So I tried to manually uninstall it and I can't seem to either.

This is what happens when I try to open msseces https://puu.sh/uHvea/0544544840.png I believe this is the same window that pops up every time I turn on my computer or at 3:04 every night (I become super laggy then)

My computer also has updates I am unable to install, every time I do it just fails without notification, one of those updates is related to MSE https://puu.sh/uHvsv/26e8f3c068.png

I would love to use MSE instead of downloading a trial if this issue can be fixed but if not can someone help me just get rid of it entirely?


----------



## Masterchiefxx17 (Feb 27, 2010)

When you say that you "tried to uninstall it", are you referring to uninstall MSE?

What is the error you receive when uninstalling MSE?


----------



## ThePurpleKnight (Mar 8, 2017)

Masterchiefxx17 said:


> When you say that you "tried to uninstall it", are you referring to uninstall MSE?
> 
> What is the error you receive when uninstalling MSE?


I go to control panel and click uninstall on it and get this https://puu.sh/uHHBA/0f15fe7db1.png


----------



## Masterchiefxx17 (Feb 27, 2010)

Okay, so reinstall Windows SE from here:

https://support.microsoft.com/en-us/help/14210/security-essentials-download


----------



## ThePurpleKnight (Mar 8, 2017)

Masterchiefxx17 said:


> Okay, so reinstall Windows SE from here:
> 
> https://support.microsoft.com/en-us/help/14210/security-essentials-download


Just did it and nothing seems to have happened, same thing pops up for MSE when I log in.


----------



## Masterchiefxx17 (Feb 27, 2010)

Download the trial of this here.

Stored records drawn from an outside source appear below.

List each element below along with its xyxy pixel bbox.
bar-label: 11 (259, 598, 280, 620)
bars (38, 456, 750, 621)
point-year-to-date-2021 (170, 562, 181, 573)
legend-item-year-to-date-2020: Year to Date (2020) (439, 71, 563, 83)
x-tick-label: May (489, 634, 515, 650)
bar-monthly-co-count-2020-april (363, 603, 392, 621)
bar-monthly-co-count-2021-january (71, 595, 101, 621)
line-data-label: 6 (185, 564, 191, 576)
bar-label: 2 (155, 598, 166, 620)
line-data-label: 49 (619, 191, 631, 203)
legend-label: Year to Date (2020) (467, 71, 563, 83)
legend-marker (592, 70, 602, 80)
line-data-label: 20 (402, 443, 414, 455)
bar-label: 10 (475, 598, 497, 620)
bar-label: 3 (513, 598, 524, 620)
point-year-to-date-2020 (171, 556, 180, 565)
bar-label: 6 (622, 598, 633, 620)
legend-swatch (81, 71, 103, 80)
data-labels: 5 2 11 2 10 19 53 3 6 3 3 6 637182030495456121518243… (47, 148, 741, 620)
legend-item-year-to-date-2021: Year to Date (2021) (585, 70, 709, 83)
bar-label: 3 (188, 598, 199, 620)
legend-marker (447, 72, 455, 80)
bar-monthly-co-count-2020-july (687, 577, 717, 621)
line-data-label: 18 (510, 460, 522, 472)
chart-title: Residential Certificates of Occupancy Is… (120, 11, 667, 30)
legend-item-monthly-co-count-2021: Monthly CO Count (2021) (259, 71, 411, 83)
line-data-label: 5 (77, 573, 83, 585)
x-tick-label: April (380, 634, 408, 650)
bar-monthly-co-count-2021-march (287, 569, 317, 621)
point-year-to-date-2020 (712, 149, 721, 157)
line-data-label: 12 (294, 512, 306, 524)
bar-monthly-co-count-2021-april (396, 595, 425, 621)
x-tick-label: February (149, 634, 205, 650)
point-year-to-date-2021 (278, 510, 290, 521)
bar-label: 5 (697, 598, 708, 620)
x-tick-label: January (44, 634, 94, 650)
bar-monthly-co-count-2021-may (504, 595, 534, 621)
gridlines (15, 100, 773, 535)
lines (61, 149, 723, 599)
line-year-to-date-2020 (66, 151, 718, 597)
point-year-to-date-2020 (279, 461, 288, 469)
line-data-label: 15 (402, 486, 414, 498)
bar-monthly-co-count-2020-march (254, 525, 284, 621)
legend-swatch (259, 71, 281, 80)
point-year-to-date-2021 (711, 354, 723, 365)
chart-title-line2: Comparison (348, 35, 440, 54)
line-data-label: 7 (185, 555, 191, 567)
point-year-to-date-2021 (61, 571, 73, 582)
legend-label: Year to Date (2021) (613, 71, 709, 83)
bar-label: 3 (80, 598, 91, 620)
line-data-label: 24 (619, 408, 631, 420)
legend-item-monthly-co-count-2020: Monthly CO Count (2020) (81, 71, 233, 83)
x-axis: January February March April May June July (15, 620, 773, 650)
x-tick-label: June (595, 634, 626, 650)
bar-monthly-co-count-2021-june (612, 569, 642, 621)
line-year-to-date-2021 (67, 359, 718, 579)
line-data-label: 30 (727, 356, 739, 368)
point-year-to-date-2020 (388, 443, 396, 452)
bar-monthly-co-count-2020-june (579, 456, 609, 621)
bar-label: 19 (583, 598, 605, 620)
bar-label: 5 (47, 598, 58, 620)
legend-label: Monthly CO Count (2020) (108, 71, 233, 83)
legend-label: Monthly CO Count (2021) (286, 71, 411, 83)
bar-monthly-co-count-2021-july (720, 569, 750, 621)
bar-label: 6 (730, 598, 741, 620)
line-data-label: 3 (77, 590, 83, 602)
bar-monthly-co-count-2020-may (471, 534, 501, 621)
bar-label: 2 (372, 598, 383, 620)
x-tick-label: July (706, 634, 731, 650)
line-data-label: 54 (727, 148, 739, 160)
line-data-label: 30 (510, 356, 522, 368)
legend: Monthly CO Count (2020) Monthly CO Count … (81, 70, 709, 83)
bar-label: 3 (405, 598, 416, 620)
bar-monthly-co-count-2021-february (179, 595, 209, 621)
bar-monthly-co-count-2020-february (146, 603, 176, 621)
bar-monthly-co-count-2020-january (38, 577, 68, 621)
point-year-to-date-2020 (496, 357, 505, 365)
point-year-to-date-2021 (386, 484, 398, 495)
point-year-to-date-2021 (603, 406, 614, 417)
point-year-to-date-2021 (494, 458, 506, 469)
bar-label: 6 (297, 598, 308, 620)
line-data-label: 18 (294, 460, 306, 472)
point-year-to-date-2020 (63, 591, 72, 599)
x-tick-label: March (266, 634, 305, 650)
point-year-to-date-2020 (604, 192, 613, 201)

Use it to fully uninstall MSE.

Revo Uninstaller Pro - Uninstall Software, Remove Programs easily, Forced Uninstall, Leftovers Uninstaller, Portable Uninstaller


----------



## ThePurpleKnight (Mar 8, 2017)

Masterchiefxx17 said:


> Download the trial of this here. Use it to fully uninstall MSE.
> 
> Revo Uninstaller Pro - Uninstall Software, Remove Programs easily, Forced Uninstall, Leftovers Uninstaller, Portable Uninstaller


It shows a lot of stuff, Idk what parts are actually MSE and what isn't.

https://puu.sh/uJ2xP/0314ff60de.png There is a lot more.


----------



## Masterchiefxx17 (Feb 27, 2010)

It should be okay to remove as long as it's labeled MSE.


----------



## ThePurpleKnight (Mar 8, 2017)

Masterchiefxx17 said:


> It should be okay to remove as long as it's labeled MSE.


What about Microsoft Security Client?


----------



## Masterchiefxx17 (Feb 27, 2010)

That's fine. Revo is pretty good at getting the right files to remove a problem.


----------